What started as a small backyard potluck in Seattle has prompted small photo communities to sprout around the world. The community revives in D.C. this Saturday, when Washington’s chapter of Slideluck Potshow will hold its seventh event.
View Photo Gallery: The D.C. chapter of Slideluck Potshow will share photography projects and homemade dishes at its seventh gathering on April 21 at Hill Center at the Old Naval Hospital.
“It was literally an old projector,” founder Casey Kelbaugh said of the first event. “People came with their trays of slides . . . some were loaded upside down, but it was charming and very community-oriented.” On an Indian summer evening in 2000, about 50 people were crammed into Kelbaugh’s 7-foot-by-20 foot “sideyard” with three people on his roof.
As a budding photographer in Seattle, Kelbaugh started the event because he was frustrated with the lack of opportunity for feedback. After a few years, he was getting requests from all over the country and then all over the world from people who wanted to host their own Slideluck Potshows.

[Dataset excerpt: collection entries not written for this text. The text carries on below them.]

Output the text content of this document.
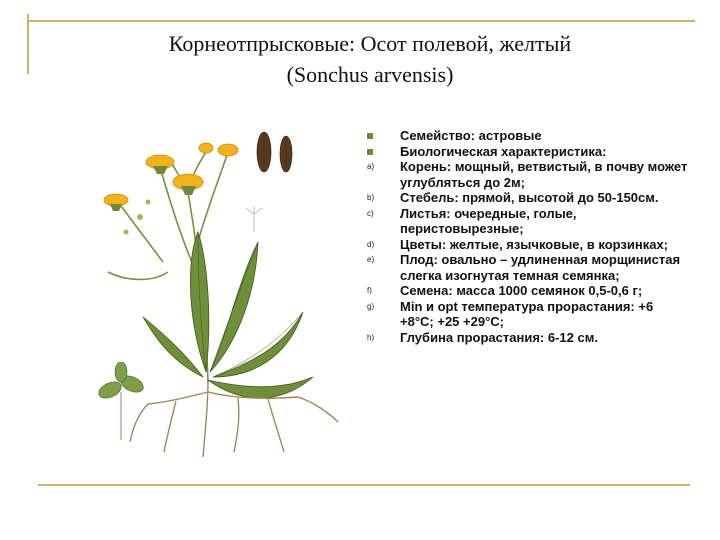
Корнеотпрысковые: Осот полевой, желтый
(Sonchus arvensis)
Семейство: астровые
Биологическая характеристика:
a)	Корень: мощный, ветвистый, в почву может углубляться до 2м;
b)	Стебель: прямой, высотой до 50-150см.
c)	Листья: очередные, голые, перистовырезные;
d)	Цветы: желтые, язычковые, в корзинках;
e)	Плод: овально – удлиненная морщинистая слегка изогнутая темная семянка;
f)	Семена: масса 1000 семянок 0,5-0,6 г;
g)	Min и opt температура прорастания: +6 +8°С; +25 +29°С;
h)	Глубина прорастания: 6-12 см.
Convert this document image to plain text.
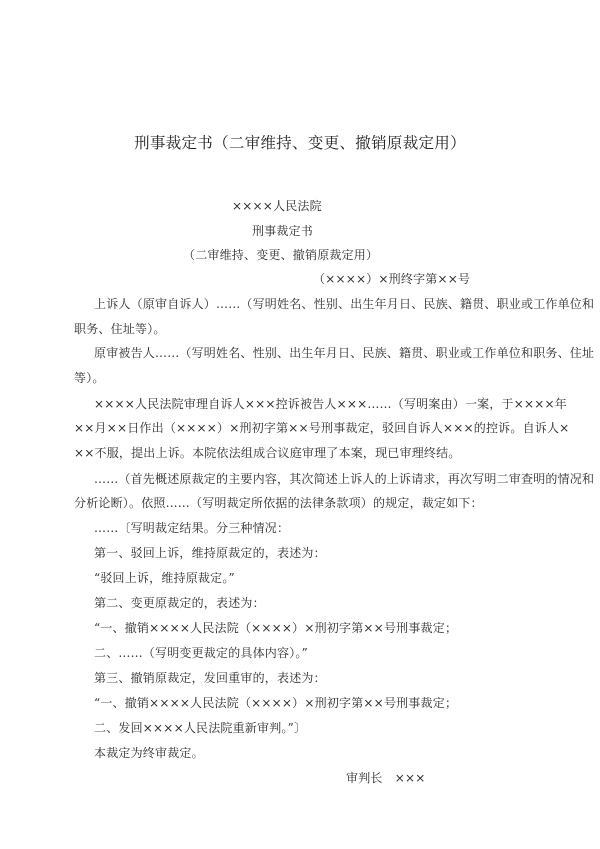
刑事裁定书（二审维持、变更、撤销原裁定用）
××××人民法院
刑事裁定书
（二审维持、变更、撤销原裁定用）
（××××）×刑终字第××号
上诉人（原审自诉人）……（写明姓名、性别、出生年月日、民族、籍贯、职业或工作单位和
职务、住址等）。
原审被告人……（写明姓名、性别、出生年月日、民族、籍贯、职业或工作单位和职务、住址
等）。
××××人民法院审理自诉人×××控诉被告人×××……（写明案由）一案，于××××年
××月××日作出（××××）×刑初字第××号刑事裁定，驳回自诉人×××的控诉。自诉人×
××不服，提出上诉。本院依法组成合议庭审理了本案，现已审理终结。
……（首先概述原裁定的主要内容，其次简述上诉人的上诉请求，再次写明二审查明的情况和
分析论断）。依照……（写明裁定所依据的法律条款项）的规定，裁定如下：
……〔写明裁定结果。分三种情况：
第一、驳回上诉，维持原裁定的，表述为：
“驳回上诉，维持原裁定。”
第二、变更原裁定的，表述为：
“一、撤销××××人民法院（××××）×刑初字第××号刑事裁定；
二、……（写明变更裁定的具体内容）。”
第三、撤销原裁定，发回重审的，表述为：
“一、撤销××××人民法院（××××）×刑初字第××号刑事裁定；
二、发回××××人民法院重新审判。”〕
本裁定为终审裁定。
审判长　×××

The second Slideluck Potshow in Baltimore took place at Area 405 in the Station North Arts District on Feb. 24, 2012. (Casey Kelbaugh/Slideluck Potshow)
Then Kelbaugh said a German girl on vacation walking by did a double take. “She peeked in and said, ‘Wait a minute, I know this event.’ She was on vacation in New York City and a friend had taken her to another show. It was a completely different situation and circumstances, but the feel is the same event. It retains the backyard intimacy that we started with. I don’t remember the exact details but I remember . . . she joined us for the rest of the night.”
Today, there have been shows in Bogota, Amsterdam, Los Angeles, London, Berlin, New York, Austin, Mexico City, Kenya, Berlin, Panama City, Ottawa, Montreal, Baltimore and many other cities. Over a thousand showed up for a 2007 event in New York at Sandbox Studio, forcing organizers to turn away 300.

With his completed elephant on the left, an artist uses a blowtorch to finish his artwork at a potluck in Baltimore. (Casey Kelbaugh/Slideluck Potshow)
Furthermore, the organization often embraces amateurs, who have the chance to show their work alongside long-established photographers. Quality is emphasized, while pedigree is not. The team will sometimes even make personal calls to photographers whose work doesn’t make the cut, to explain why. “It’s not about having the fanciest camera or all the expertise, it’s about having the great idea and executing it,” D.C. Slideluck Potshow organizer Patrick McMullen said.